Thursday, May 06, 2004

Counting the Unchurched

WorldNetDaily reports on a study which indicates that the number of people who have not gone to church within the last six months has increased dramatically over the previous 13 years:

    Despite a 15 percent rise in the U.S. population, a new survey shows the number of Americans who don't go to church has nearly doubled in the past 13 years, rising from 39 million to 75 million.


More disturbing to me is the following statistic:
    On a surprising note, while about half of the churched population has accepted Jesus as their savior, one of every six unchurched adults (17 percent) has done so as well.

    Interestingly, says the report, if the minority of unchurched adults who are born again were connected to a church, the resulting increase would be nearly 13 million new people – more than have joined the nation's churches in the past decade combined.


Is it possible that half of the people who go to church don't believe that Jesus is their savior? And 13 million who do believe don't go to church? This reinforces in my mind the perception that American Christianity has become dangerously secularized.
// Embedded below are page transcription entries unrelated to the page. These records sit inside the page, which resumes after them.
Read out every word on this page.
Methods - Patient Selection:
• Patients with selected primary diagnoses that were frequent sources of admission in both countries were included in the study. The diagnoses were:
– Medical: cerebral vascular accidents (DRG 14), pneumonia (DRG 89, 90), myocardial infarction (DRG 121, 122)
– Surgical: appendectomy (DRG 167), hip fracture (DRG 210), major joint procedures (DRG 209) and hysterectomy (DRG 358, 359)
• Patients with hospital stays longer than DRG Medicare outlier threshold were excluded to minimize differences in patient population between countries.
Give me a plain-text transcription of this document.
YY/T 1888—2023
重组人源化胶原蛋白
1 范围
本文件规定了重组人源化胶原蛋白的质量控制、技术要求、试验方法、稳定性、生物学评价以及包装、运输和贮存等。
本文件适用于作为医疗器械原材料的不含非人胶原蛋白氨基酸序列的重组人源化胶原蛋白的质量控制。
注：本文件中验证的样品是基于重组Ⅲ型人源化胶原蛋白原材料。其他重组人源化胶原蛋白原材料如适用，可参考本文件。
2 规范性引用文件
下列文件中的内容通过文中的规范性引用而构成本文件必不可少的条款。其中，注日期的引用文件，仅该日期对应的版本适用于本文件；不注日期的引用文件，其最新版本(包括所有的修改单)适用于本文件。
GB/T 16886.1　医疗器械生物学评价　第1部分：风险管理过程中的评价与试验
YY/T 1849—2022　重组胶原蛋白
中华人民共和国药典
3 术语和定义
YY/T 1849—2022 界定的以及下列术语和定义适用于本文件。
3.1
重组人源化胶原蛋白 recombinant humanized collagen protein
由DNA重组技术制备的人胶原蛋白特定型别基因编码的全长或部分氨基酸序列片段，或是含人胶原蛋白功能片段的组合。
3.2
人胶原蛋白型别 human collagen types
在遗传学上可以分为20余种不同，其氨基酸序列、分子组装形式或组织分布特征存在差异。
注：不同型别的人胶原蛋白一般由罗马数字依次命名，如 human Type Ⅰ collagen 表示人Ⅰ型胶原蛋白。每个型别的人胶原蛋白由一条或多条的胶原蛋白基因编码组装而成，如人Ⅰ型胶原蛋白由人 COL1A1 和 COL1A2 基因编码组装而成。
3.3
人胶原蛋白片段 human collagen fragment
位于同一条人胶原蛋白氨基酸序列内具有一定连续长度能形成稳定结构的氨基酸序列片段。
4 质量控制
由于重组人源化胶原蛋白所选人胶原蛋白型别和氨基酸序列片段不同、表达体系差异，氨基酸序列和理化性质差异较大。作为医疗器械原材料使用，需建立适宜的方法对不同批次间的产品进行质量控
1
CUANAS makes a similar observation, but in the context of multi-culturalism:
    The only people who will remember their history in such a society are religious people, primarily Jews and Muslims, with a few of the more educated Christians thrown into the mix. Religious people will remember their history because they share a collective myth by which to measure themselves in the world. Of course, the power of the myth is made even stronger when it is in written down and it's dispensation is ritualized, as it is with Judaism and Islam.

    (Side note: Christianity's myth is, of course, written down. However, Christianity suffers from the problem that it's only alive and growing branch, the Evangelical branch, is not formally ritualized in it's dispensation of the tradition.)